The sunk cost of the dowry becomes a trap with a second direction of force. The bride’s family, having transferred substantial wealth to make this marriage happen, has their own financial and reputational reasons not to help her leave.113114 Admitting the marriage has failed means admitting the investment has failed, potentially losing the access and social position the transferred wealth created, publicly acknowledging a failed arrangement, and in families with unmarried daughters, damaging those sisters’ own marriage prospects.115116117 The people the woman might have turned to have been financially and reputationally conscripted into keeping her in place.

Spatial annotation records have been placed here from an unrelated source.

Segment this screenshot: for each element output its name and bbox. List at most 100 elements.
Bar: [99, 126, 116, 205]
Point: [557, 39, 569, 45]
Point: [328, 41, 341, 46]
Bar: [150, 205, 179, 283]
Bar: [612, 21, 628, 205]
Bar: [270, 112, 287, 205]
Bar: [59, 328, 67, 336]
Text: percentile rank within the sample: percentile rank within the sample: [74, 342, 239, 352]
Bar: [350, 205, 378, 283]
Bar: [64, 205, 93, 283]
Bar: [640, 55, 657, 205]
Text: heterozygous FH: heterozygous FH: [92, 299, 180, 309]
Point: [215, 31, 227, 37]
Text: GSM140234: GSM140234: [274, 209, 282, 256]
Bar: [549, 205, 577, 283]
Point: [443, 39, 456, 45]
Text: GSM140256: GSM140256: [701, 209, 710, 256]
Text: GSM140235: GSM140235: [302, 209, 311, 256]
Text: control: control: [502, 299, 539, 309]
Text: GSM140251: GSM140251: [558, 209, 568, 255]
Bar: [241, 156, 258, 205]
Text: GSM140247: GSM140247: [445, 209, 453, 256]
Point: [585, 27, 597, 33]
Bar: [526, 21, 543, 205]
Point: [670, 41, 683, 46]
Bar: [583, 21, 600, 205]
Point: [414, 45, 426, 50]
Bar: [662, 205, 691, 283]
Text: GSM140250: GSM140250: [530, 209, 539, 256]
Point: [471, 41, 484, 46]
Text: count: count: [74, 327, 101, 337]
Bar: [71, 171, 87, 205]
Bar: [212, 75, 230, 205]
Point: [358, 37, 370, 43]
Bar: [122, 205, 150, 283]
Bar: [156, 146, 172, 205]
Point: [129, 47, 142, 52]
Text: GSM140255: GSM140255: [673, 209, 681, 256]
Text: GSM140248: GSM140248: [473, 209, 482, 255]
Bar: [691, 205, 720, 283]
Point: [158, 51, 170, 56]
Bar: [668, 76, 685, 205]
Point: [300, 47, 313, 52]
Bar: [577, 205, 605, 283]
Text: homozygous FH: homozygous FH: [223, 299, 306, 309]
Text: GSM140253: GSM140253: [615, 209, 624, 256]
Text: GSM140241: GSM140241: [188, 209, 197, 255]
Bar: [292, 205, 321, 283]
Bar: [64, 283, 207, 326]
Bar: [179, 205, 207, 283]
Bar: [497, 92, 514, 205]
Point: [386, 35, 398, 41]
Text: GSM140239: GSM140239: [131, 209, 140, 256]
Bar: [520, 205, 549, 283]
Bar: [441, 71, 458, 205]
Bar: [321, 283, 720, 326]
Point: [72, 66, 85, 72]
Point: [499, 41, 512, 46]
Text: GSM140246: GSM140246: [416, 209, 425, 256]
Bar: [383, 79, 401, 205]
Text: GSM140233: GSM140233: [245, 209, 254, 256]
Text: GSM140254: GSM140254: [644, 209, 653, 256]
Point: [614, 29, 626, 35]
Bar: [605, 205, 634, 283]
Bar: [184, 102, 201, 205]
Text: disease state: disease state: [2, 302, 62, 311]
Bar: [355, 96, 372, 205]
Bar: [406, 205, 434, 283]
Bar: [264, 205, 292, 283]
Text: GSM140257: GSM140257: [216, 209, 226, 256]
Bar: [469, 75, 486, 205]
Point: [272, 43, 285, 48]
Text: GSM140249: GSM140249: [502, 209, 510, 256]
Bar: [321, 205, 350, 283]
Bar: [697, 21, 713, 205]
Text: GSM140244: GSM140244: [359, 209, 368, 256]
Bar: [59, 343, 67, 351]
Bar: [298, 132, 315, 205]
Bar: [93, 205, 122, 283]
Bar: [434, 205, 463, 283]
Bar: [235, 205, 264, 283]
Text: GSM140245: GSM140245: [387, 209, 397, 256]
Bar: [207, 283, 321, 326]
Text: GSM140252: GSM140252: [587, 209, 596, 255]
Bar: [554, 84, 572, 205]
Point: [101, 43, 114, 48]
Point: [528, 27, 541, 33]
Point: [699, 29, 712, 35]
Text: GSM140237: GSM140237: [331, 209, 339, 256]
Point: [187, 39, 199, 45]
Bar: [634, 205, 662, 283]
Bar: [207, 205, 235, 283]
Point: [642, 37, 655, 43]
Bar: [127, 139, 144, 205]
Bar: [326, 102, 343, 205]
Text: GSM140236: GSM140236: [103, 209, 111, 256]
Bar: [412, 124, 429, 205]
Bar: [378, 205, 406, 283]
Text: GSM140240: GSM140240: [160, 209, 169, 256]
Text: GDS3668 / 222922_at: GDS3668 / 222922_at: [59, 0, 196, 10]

This is the structure that enables dowry harassment, including demands for additional transfers after the marriage, backed by the implicit threat that refusal will be punished through the woman.118 The demands follow a precise economic logic. The groom’s household has identified that the woman cannot leave and that her natal family cannot afford to let her.119 They extract accordingly.120 The bride’s family faces a choice between paying more and conceding total loss.121122 At the extreme end of this chain of constrained choices are the deaths the National Crime Records Bureau records annually.123124
Markets are often described as self-correcting: if a transaction is unfair, one party walks away, and competition disciplines the other into offering better terms. This is how the exit option is supposed to work. And in markets where exit is genuinely available, it does work, imperfectly but directionally.

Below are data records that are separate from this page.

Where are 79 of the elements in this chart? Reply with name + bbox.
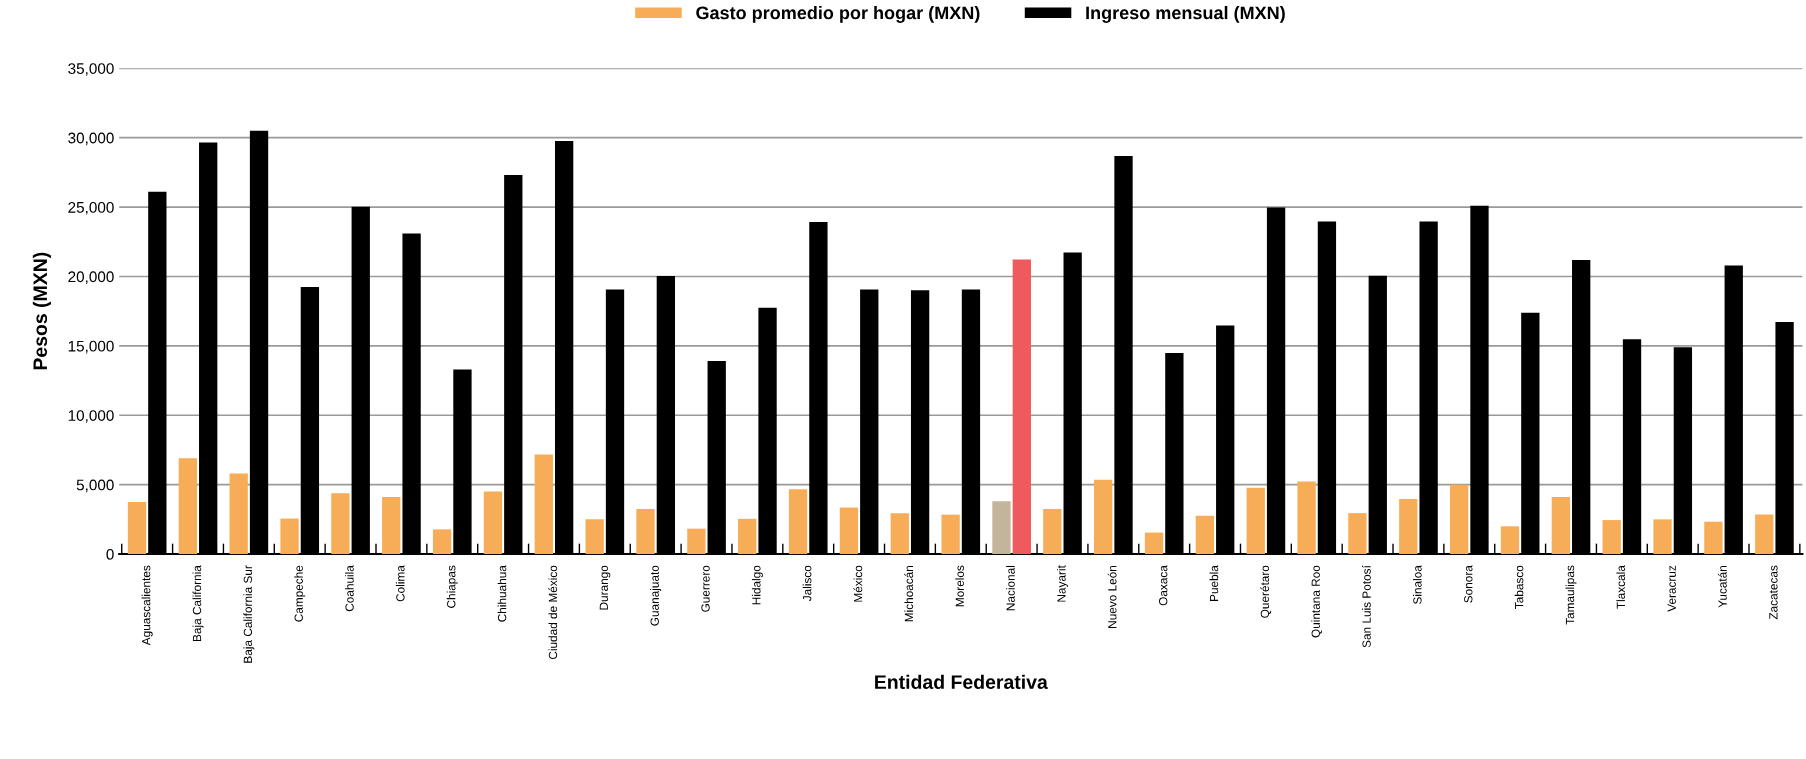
x-tick-label: Coahuila bbox=[345, 565, 354, 612]
y-tick-label: 30,000 bbox=[68, 132, 114, 146]
x-tick-label: Baja California bbox=[192, 565, 204, 641]
x-tick-label: Morelos bbox=[955, 565, 964, 607]
x-tick-label: Michoacán bbox=[904, 565, 914, 622]
x-tick-label: Guerrero bbox=[701, 565, 710, 612]
bar bbox=[738, 518, 757, 555]
bar bbox=[585, 519, 604, 555]
bar bbox=[432, 529, 452, 555]
x-tick-label: Nacional bbox=[1006, 565, 1015, 611]
x-tick-label: Yucatán bbox=[1717, 565, 1727, 608]
bar bbox=[1195, 515, 1215, 555]
bar bbox=[1012, 259, 1031, 555]
y-axis-title: Pesos (MXN) bbox=[32, 252, 51, 370]
bar bbox=[1246, 487, 1265, 555]
x-tick-label: Nayarit bbox=[1056, 565, 1068, 602]
x-tick-label: Sinaloa bbox=[1412, 565, 1422, 605]
bar bbox=[1500, 526, 1520, 555]
y-tick-label: 10,000 bbox=[68, 410, 114, 423]
bar bbox=[280, 518, 299, 555]
x-tick-label: Durango bbox=[599, 565, 611, 610]
legend-label: Ingreso mensual (MXN) bbox=[1086, 6, 1285, 23]
bar bbox=[941, 514, 960, 555]
y-tick-label: 20,000 bbox=[68, 271, 114, 284]
x-tick-label: Tabasco bbox=[1514, 565, 1524, 609]
x-tick-label: Sonora bbox=[1464, 565, 1473, 603]
x-tick-label: Guanajuato bbox=[650, 565, 662, 626]
bar bbox=[331, 493, 350, 555]
bar bbox=[1348, 513, 1367, 555]
legend-label: Gasto promedio por hogar (MXN) bbox=[696, 6, 980, 23]
x-tick-label: Chihuahua bbox=[497, 565, 507, 622]
bar bbox=[1399, 499, 1418, 555]
bar bbox=[534, 454, 553, 555]
x-tick-label: Hidalgo bbox=[751, 565, 763, 605]
x-tick-label: México bbox=[853, 565, 863, 602]
x-tick-label: Jalisco bbox=[802, 565, 812, 602]
bar bbox=[636, 508, 655, 555]
bar bbox=[1144, 532, 1164, 555]
bar bbox=[687, 528, 706, 555]
bar bbox=[1755, 514, 1774, 555]
x-tick-label: Zacatecas bbox=[1769, 565, 1778, 620]
x-tick-label: Veracruz bbox=[1667, 565, 1676, 612]
x-tick-label: Querétaro bbox=[1260, 565, 1272, 618]
x-tick-label: Nuevo León bbox=[1107, 565, 1117, 628]
x-tick-label: Aguascalientes bbox=[141, 565, 153, 646]
x-axis-title: Entidad Federativa bbox=[875, 674, 1048, 689]
bar bbox=[1602, 520, 1621, 555]
x-tick-label: Colima bbox=[395, 565, 405, 602]
bar bbox=[1653, 519, 1672, 555]
bar bbox=[127, 502, 147, 555]
x-tick-label: Oaxaca bbox=[1159, 565, 1168, 606]
bar bbox=[890, 513, 909, 555]
bar bbox=[1551, 497, 1570, 555]
x-tick-label: Baja California Sur bbox=[243, 565, 255, 663]
bar bbox=[1043, 508, 1062, 555]
bar bbox=[1449, 484, 1469, 555]
bar bbox=[992, 501, 1011, 555]
x-tick-label: San Luis Potosí bbox=[1361, 565, 1371, 648]
x-tick-label: Tlaxcala bbox=[1616, 565, 1626, 609]
bar bbox=[1297, 481, 1316, 555]
x-tick-label: Ciudad de México bbox=[548, 565, 558, 660]
bar bbox=[178, 458, 197, 555]
x-tick-label: Puebla bbox=[1209, 565, 1219, 601]
bar bbox=[229, 473, 248, 555]
y-tick-label: 5,000 bbox=[76, 479, 114, 493]
bar bbox=[382, 497, 401, 555]
x-tick-label: Tamaulipas bbox=[1565, 565, 1577, 625]
bar bbox=[1704, 521, 1723, 555]
y-tick-label: 15,000 bbox=[68, 340, 114, 354]
bar bbox=[483, 491, 503, 555]
x-tick-label: Quintana Roo bbox=[1311, 565, 1323, 638]
bar bbox=[1094, 479, 1113, 555]
bar bbox=[839, 507, 859, 555]
y-tick-label: 25,000 bbox=[68, 201, 114, 215]
y-tick-label: 0 bbox=[106, 548, 114, 560]
x-tick-label: Campeche bbox=[294, 565, 306, 622]
y-tick-label: 35,000 bbox=[68, 63, 114, 76]
bar bbox=[788, 489, 808, 555]
x-tick-label: Chiapas bbox=[446, 565, 458, 608]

But captive supply markets do not self-correct, and the reason is the externality. The cost of the arrangement falls on the worker, not on the household extracting the labour. The household captures the benefit without paying the true cost. There is no transaction between the person who captures the benefit and the person who pays the cost. There is no price signal connecting them. The market cannot correct what it cannot see. And what it cannot see is everything absorbed by the person who cannot leave.
None of this means every household, or even most households, consciously behave this way, nor that affection and mutuality are absent from intimate life. The claim is narrower: where exit is materially difficult, bargaining power shifts accordingly, and social systems organised around constrained exit will tend to undervalue the labour of the less mobile party even when the individuals involved experience genuine attachment to one another.
That is why captive supply markets persist. And it is why we keep hearing about dowry deaths, followed by inconsolable natal families demanding justice for daughters they had earlier urged to “adjust” to the very conditions that eventually led to their deaths.